When and where did you first hear the piano and compositions of Thelonious Monk? On vinyl? ABC Radio? Was it in Kym Bonython’s lonely jazz record store or art gallery in Adelaide, or maybe it was in concert in Melbourne? Perhaps you first saw him on the cover of Time magazine? Where ever it was, the memory will still be with you, and his music a part of you.
Surprisingly Thelonious Monk only wrote about 80 compositions, all of the same high quality and in his idiosyncratic style. Even if you don’t know jazz, you are likely to know of some of Monk’s tunes, ‘Round Midnight’, ‘Straight No Chaser’, ‘Epistrophy’ and ‘Misterioso’.
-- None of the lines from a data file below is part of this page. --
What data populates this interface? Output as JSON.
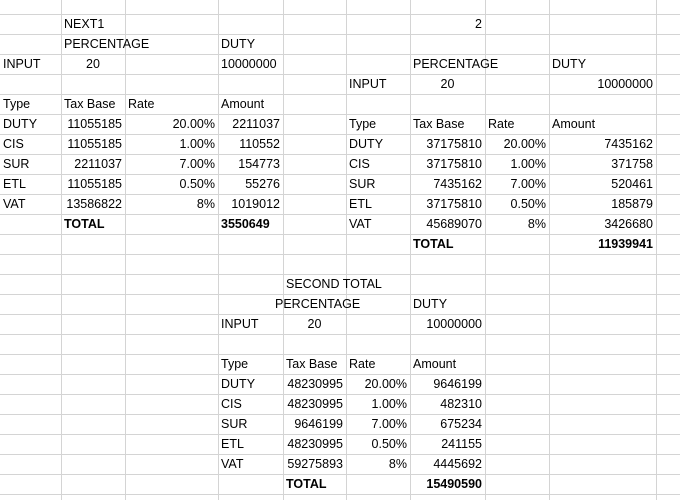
{
  "sheet": {
    "block1": {
      "next1": "NEXT1",
      "percentage_label": "PERCENTAGE",
      "duty_label": "DUTY",
      "input_label": "INPUT",
      "input_value": "20",
      "duty_value": "10000000",
      "headers": {
        "type": "Type",
        "tax_base": "Tax Base",
        "rate": "Rate",
        "amount": "Amount"
      },
      "rows": [
        {
          "type": "DUTY",
          "tax_base": "11055185",
          "rate": "20.00%",
          "amount": "2211037"
        },
        {
          "type": "CIS",
          "tax_base": "11055185",
          "rate": "1.00%",
          "amount": "110552"
        },
        {
          "type": "SUR",
          "tax_base": "2211037",
          "rate": "7.00%",
          "amount": "154773"
        },
        {
          "type": "ETL",
          "tax_base": "11055185",
          "rate": "0.50%",
          "amount": "55276"
        },
        {
          "type": "VAT",
          "tax_base": "13586822",
          "rate": "8%",
          "amount": "1019012"
        }
      ],
      "total_label": "TOTAL",
      "total_value": "3550649"
    },
    "block2": {
      "marker": "2",
      "percentage_label": "PERCENTAGE",
      "duty_label": "DUTY",
      "input_label": "INPUT",
      "input_value": "20",
      "duty_value": "10000000",
      "headers": {
        "type": "Type",
        "tax_base": "Tax Base",
        "rate": "Rate",
        "amount": "Amount"
      },
      "rows": [
        {
          "type": "DUTY",
          "tax_base": "37175810",
          "rate": "20.00%",
          "amount": "7435162"
        },
        {
          "type": "CIS",
          "tax_base": "37175810",
          "rate": "1.00%",
          "amount": "371758"
        },
        {
          "type": "SUR",
          "tax_base": "7435162",
          "rate": "7.00%",
          "amount": "520461"
        },
        {
          "type": "ETL",
          "tax_base": "37175810",
          "rate": "0.50%",
          "amount": "185879"
        },
        {
          "type": "VAT",
          "tax_base": "45689070",
          "rate": "8%",
          "amount": "3426680"
        }
      ],
      "total_label": "TOTAL",
      "total_value": "11939941"
    },
    "block3": {
      "title": "SECOND TOTAL",
      "percentage_label": "PERCENTAGE",
      "duty_label": "DUTY",
      "input_label": "INPUT",
      "input_value": "20",
      "duty_value": "10000000",
      "headers": {
        "type": "Type",
        "tax_base": "Tax Base",
        "rate": "Rate",
        "amount": "Amount"
      },
      "rows": [
        {
          "type": "DUTY",
          "tax_base": "48230995",
          "rate": "20.00%",
          "amount": "9646199"
        },
        {
          "type": "CIS",
          "tax_base": "48230995",
          "rate": "1.00%",
          "amount": "482310"
        },
        {
          "type": "SUR",
          "tax_base": "9646199",
          "rate": "7.00%",
          "amount": "675234"
        },
        {
          "type": "ETL",
          "tax_base": "48230995",
          "rate": "0.50%",
          "amount": "241155"
        },
        {
          "type": "VAT",
          "tax_base": "59275893",
          "rate": "8%",
          "amount": "4445692"
        }
      ],
      "total_label": "TOTAL",
      "total_value": "15490590"
    }
  }
}
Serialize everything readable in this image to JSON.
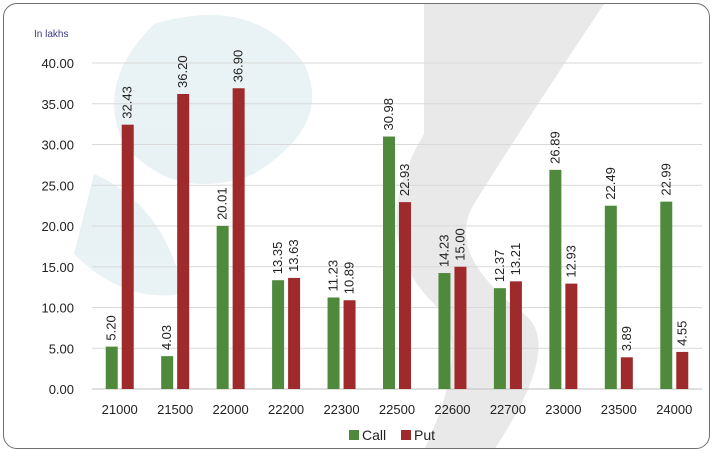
{
  "chart_data": {
    "type": "bar",
    "unit_label": "In lakhs",
    "categories": [
      "21000",
      "21500",
      "22000",
      "22200",
      "22300",
      "22500",
      "22600",
      "22700",
      "23000",
      "23500",
      "24000"
    ],
    "series": [
      {
        "name": "Call",
        "color": "#4f8a3c",
        "values": [
          5.2,
          4.03,
          20.01,
          13.35,
          11.23,
          30.98,
          14.23,
          12.37,
          26.89,
          22.49,
          22.99
        ]
      },
      {
        "name": "Put",
        "color": "#9e2a2b",
        "values": [
          32.43,
          36.2,
          36.9,
          13.63,
          10.89,
          22.93,
          15.0,
          13.21,
          12.93,
          3.89,
          4.55
        ]
      }
    ],
    "ylim": [
      0,
      40
    ],
    "yticks": [
      "0.00",
      "5.00",
      "10.00",
      "15.00",
      "20.00",
      "25.00",
      "30.00",
      "35.00",
      "40.00"
    ],
    "grid": true,
    "legend": "bottom-center"
  }
}
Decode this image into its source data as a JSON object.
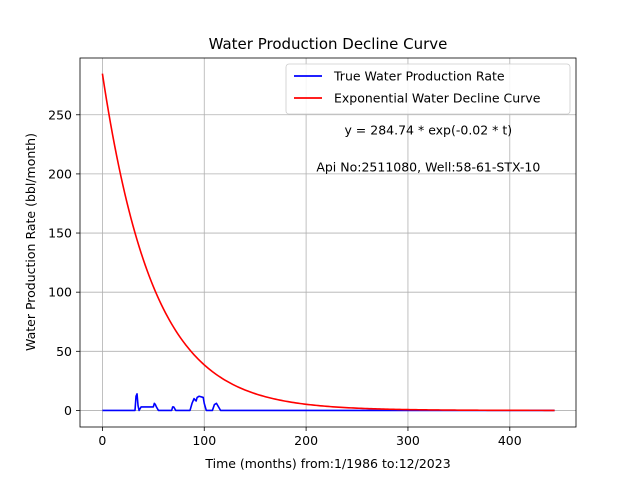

“Misterioso, a journey into the silence of Thelonious Monk” is acually an event. Monk was allegedly silent for seven years before his death. It is like David Hare’s “The Power of Yes” at the National Theatre, a story rather than a play, of the credit crunch. At the very core of “Misterioso…” is Monk’s music. It is set in a New York jazz club, possibly Minton’s, in the ’50’s which immediately brings fond memories of The Village Vanguard, still there today. There were some tables and chairs in Studio 2. Most members of the audience were unwilling to dance but happy to drink with the cast and take part in a Q&A afterwards.
This was the McCarthy era, segregation, racism, the Ku Klux Klan and strange fruit. As a black man and musician, Monk felt this intensely. He served time for his friend Bud Powell and lost his cabaret card to perform in NYC and earn a living. Even worse, on another occasion the police struck Monk’s hands with a baton when he refused to get out of Baroness “Nica” Rothchild’s Bentley he was driving. The cops found a very small amount of grass inside but Nica, Monk’s long term friend, took the rap.
The play has a number of telling lines, the most being “America invented jazz and the electric chair”. It isn’t clear whether Monk said that, but jazz lives on and evolves. The chair has probably gone and one hopes that the death penalty is fading into oblivion. Perhaps after the first black President and health care for all in America.
Monk’s jazz is classical American music. It was vividly performed by a silent Pat Thomas as Monk without his “strong, aggresive touch”, David Leahy on double bass and Mark Sanders on drums, both on the London free-music scene. The “role” of Charlie Rouse was played by Jean Toussaint on tenor sax, mellower than Rouse and a former member of Art Blakey’s Jazz Messengers in the ’80’s. Toussaint lives and plays in London, and teaches at the Guildhall School of Music and Drama.
Misterioso was written by Stefano Benni and inspired by Laurent De Wilde’s biography “Monk”. Acclaimed Italian jazz vocalist Filomena Campus directed. Although Monk didn’t perform with vocalists, Campus chose to add her poorly miked vocals to the story because there were no other women musicians in the cast! This was unnecessary and detrimental to Monk’s music. Tamsin Shasha as the jazz Baroness turned aerial as a shrouded butterfly and destroyed a stunning bass solo by Leahy on the other side of the stage. But all this was redemed by Christina Oshunniyi as Nellie Monk and Billie Holiday who tellingly didn’t sing.
Misterioso was first performed at the Riverside Studios in London in 2007 and then at the 2008 Edinburgh Festival. It has just finished a November 2009 run at the Riverside Studios.
The joy of Misterioso is Monk’s music. “If you can play like that, you don’t need to talk!” Nothing else was needed.